Ask the average person who is planning to retire and will have to depend on an investment portfolio for part of his income and he will tell you one of his biggest concerns: losing his principal. Then he’ll often add that perhaps it is time to get more conservative with his investments in order to avoid volatility that could destroy his retirement nest egg. The first concern is legitimate: it is very hard to rebuild a damaged investment portfolio once someone retires and no longer earns income that can be added to the portfolio. The second concern, however, misses the biggest threat to retirement success: It’s not short-term swings in market prices that damage a retirement portfolio but inflation that is the destroyer of long-term wealth.
Year in and year out inflation eats away at the value of your capital.

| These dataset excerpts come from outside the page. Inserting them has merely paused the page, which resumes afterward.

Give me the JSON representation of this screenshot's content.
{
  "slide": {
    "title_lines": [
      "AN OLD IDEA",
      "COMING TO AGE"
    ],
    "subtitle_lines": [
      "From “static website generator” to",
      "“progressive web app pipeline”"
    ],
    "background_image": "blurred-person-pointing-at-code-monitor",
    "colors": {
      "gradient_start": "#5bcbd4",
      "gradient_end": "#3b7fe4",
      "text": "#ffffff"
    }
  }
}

And there is no “make-up” period: disinflation, that is, periods when inflation falls, are almost as rare as sightings of Bigfoot. The last calendar year consumer prices fell in this country was 1954. Before that one had to go back to the low point of the Great Depression to find prices falling.
Investment market swings, by contrast, can be brutal, but are also relatively short, usually lasting just months or at worst two or three years. And they are followed by market recoveries that help to rebuild wealth in a portfolio.

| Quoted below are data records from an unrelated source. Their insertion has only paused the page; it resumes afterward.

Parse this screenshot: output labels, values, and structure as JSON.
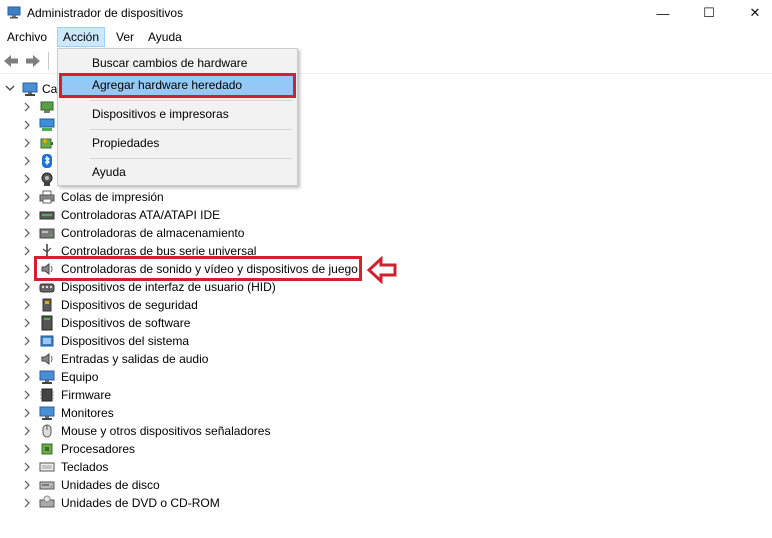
{
  "window": {
    "title": "Administrador de dispositivos",
    "controls": {
      "minimize": "—",
      "maximize": "☐",
      "close": "✕"
    }
  },
  "menubar": {
    "archivo": "Archivo",
    "accion": "Acción",
    "ver": "Ver",
    "ayuda": "Ayuda"
  },
  "dropdown": {
    "items": [
      {
        "label": "Buscar cambios de hardware"
      },
      {
        "label": "Agregar hardware heredado"
      },
      {
        "label": "Dispositivos e impresoras"
      },
      {
        "label": "Propiedades"
      },
      {
        "label": "Ayuda"
      }
    ]
  },
  "tree": {
    "root_label": "Ca",
    "items": [
      {
        "label": "",
        "icon": "audio-input-icon"
      },
      {
        "label": "",
        "icon": "network-icon"
      },
      {
        "label": "",
        "icon": "battery-icon"
      },
      {
        "label": "",
        "icon": "bluetooth-icon"
      },
      {
        "label": "",
        "icon": "camera-icon"
      },
      {
        "label": "Colas de impresión",
        "icon": "printer-icon"
      },
      {
        "label": "Controladoras ATA/ATAPI IDE",
        "icon": "ide-controller-icon"
      },
      {
        "label": "Controladoras de almacenamiento",
        "icon": "storage-controller-icon"
      },
      {
        "label": "Controladoras de bus serie universal",
        "icon": "usb-icon"
      },
      {
        "label": "Controladoras de sonido y vídeo y dispositivos de juego",
        "icon": "speaker-icon"
      },
      {
        "label": "Dispositivos de interfaz de usuario (HID)",
        "icon": "hid-icon"
      },
      {
        "label": "Dispositivos de seguridad",
        "icon": "security-device-icon"
      },
      {
        "label": "Dispositivos de software",
        "icon": "software-device-icon"
      },
      {
        "label": "Dispositivos del sistema",
        "icon": "system-device-icon"
      },
      {
        "label": "Entradas y salidas de audio",
        "icon": "speaker-icon"
      },
      {
        "label": "Equipo",
        "icon": "monitor-icon"
      },
      {
        "label": "Firmware",
        "icon": "firmware-icon"
      },
      {
        "label": "Monitores",
        "icon": "monitor-icon"
      },
      {
        "label": "Mouse y otros dispositivos señaladores",
        "icon": "mouse-icon"
      },
      {
        "label": "Procesadores",
        "icon": "processor-icon"
      },
      {
        "label": "Teclados",
        "icon": "keyboard-icon"
      },
      {
        "label": "Unidades de disco",
        "icon": "disk-drive-icon"
      },
      {
        "label": "Unidades de DVD o CD-ROM",
        "icon": "dvd-drive-icon"
      }
    ]
  },
  "colors": {
    "menu_highlight": "#91c9f7",
    "menu_active": "#cce8ff",
    "annotation_red": "#d2202f"
  }
}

As we live longer on average, inflation becomes a bigger concern in retirement. It is becoming common for workers to live 20, 25, or even 30 or more years after they receive their gold watches. That means a retiree must plan on a having a growing income stream over retirement. A retiree can’t begin with a fixed income and expect it to carry her through the years.
For example, suppose you retire today on a $50,000 fixed pension. What if you experience the same rates of inflation that occurred over the last 20 years? The latest figures, for October 1986 through October 2006, show that consumer prices increased by 83%.
That means your pension would have to grow to $91,500 in 20 years just so that you could maintain your standard of living. And that’s for an average annual inflation rate of just 3%. There have been 20-year periods in the past when inflation has been higher than that.
The first lesson, then, is do not retire if you are going to stretch your income to its limits. If you need $50,000 a year and the income from your portfolio, your pension, and Social Security will provide just that amount, you may be heading for trouble in the future. While Social Security is currently indexed for inflation, it is likely that your pension is not.
In that case, you can’t take an unreasonable income stream from your portfolio. If you keep everything in a fixed interest account at 5% and you spend all the interest each year, your inflation-adjusted income will fall.
The second lesson is that keeping everything in income-producing investments is a recipe for failure. You will have to expose some of your portfolio to assets that have the potential to grow with inflation, such as stocks, commodities, and inflation-linked bonds. If you do that, and keep your withdrawal rate at a reasonable level, you will have a better chance of success.